Department of Biomedical Engineering, Faculty of Environment and Life, Beijing University of Technology, Beijing, China.
Department of Medical Imaging and Radiological Sciences, College of Medicine, Chang Gung University, Taoyuan, Taiwan; Institute for Radiological Research, Chang Gung University, Taoyuan, Taiwan; Division of Pediatric Gastroenterology, Department of Pediatrics, Chang Gung Memorial Hospital at Linkou, Taoyuan, Taiwan.
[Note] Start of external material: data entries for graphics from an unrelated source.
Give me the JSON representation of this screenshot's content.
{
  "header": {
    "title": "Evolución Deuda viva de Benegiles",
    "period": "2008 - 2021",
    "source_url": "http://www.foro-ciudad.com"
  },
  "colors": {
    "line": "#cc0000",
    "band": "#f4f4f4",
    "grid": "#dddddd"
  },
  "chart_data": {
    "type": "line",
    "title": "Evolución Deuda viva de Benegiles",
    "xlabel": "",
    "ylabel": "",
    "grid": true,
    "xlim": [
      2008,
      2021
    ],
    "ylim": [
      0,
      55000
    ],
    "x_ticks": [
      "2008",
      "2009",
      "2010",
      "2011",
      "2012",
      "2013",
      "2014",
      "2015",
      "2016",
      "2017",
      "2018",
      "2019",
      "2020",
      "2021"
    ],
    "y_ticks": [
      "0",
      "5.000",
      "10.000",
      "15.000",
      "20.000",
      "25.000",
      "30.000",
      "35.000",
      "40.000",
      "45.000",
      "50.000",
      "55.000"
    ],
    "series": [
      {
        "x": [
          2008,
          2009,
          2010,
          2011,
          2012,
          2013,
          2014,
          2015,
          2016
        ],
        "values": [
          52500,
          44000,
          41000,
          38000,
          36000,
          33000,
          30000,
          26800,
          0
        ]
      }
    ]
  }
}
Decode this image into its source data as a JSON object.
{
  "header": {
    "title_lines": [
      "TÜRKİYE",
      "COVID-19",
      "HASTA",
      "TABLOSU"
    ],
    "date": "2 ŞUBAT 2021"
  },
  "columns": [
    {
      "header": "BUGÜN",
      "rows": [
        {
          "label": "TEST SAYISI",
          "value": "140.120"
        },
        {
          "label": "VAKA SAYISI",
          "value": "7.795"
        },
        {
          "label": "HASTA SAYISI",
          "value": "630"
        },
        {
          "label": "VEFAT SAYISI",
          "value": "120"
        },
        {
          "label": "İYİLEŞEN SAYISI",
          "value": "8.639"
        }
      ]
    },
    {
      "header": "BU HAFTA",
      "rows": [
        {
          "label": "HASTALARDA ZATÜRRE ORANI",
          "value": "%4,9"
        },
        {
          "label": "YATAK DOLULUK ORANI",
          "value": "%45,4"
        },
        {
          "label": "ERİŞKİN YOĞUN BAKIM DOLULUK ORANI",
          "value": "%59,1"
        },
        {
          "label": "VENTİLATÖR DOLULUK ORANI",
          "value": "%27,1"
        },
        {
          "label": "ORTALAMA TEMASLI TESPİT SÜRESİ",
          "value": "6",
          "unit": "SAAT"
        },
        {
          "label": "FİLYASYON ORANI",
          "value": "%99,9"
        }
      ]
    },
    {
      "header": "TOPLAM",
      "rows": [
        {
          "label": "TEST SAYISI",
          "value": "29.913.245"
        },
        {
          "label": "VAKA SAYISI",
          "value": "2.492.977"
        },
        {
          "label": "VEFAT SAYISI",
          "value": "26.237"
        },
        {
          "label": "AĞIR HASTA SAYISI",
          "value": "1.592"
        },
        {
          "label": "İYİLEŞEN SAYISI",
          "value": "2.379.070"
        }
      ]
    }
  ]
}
Ultrasonics. 2022 Aug;124:106758. doi: 10.1016/j.ultras.2022.106758. Epub 2022 May 13.
In this paper, we explored the feasibility of using ultrasound Nakagami-m parametric imaging based on Gaussian pyramid decomposition (GPD) to detect microwave ablation coagulation areas. Monte Carlo simulation and phantom simulation results demonstrated that a 2-layer GPD model was sufficient to achieve the same m parameter estimation accuracy, smoothness and resolution as 3-layer and 4-layer. The performances of GPD, moment-based estimator (MBE) and window-modulated compounding (WMC) algorithms were compared in terms of parameter estimation, smoothness, resolution and contrast-to-noise (CNR). Results showed that the m parameter estimation obtained by GPD algorithm was better than that of MBE and WMC algorithms except the small window size (27 × 5). When using a window size of >3 pulse lengths, GPD algorithm could achieve better smoothness and CNR than MBE and WMC algorithms, but there was a certain loss of axial resolution. The computation time of GPD algorithm was less than that of WMC algorithm, while about 2.24 times that of MBE algorithm. Experimental results of porcine liver microwave ablation ex vivo (n = 20) illustrated that the average areas under the operating characteristic curve (AUCs) of Nakagami m, m and m parametric imaging and homodyned-K (HK) α and k parametric imaging to detect coagulation areas were significantly improved by polynomial approximation (PAX). Kruskal-Wallis test showed that the accuracy of coagulation area detection obtained by PAX imaging of m parameter had no significant difference with that of m, m, HK_α and HK_k parameters. This preliminary study suggested that Nakagami imaging based on GPD algorithm may have the potential to detect microwave ablation coagulation areas.
在本文中,我们探讨了基于高斯金字塔分解(GPD)的超声 Nakagami-m 参数成像在检测微波消融凝固区中的可行性。蒙特卡罗模拟和体模模拟结果表明,两层 GPD 模型足以实现与三层和四层模型相同的 m 参数估计精度、平滑度和分辨率。从参数估计、平滑度、分辨率和对比度噪声比(CNR)等方面比较了 GPD、基于矩估计器(MBE)和窗口调制复合(WMC)算法的性能。结果表明,GPD 算法获得的 m 参数估计优于 MBE 和 WMC 算法,除了小窗口尺寸(27×5)外。当使用窗口尺寸大于 3 个脉冲长度时,GPD 算法可以获得比 MBE 和 WMC 算法更好的平滑度和 CNR,但轴向分辨率有一定损失。GPD 算法的计算时间小于 WMC 算法,而大约是 MBE 算法的 2.24 倍。猪离体肝脏微波消融实验结果(n=20)表明,Nakagami m、m 和 m 参数成像以及同相-K(HK)α和 k 参数成像的平均曲线下面积(AUCs)通过多项式逼近(PAX)显著提高了检测凝固区的性能。Kruskal-Wallis 检验表明,m 参数 PAX 成像检测凝固区的准确性与 m、m、HK_α和 HK_k 参数没有显著差异。这项初步研究表明,基于 GPD 算法的 Nakagami 成像可能有潜力检测微波消融凝固区。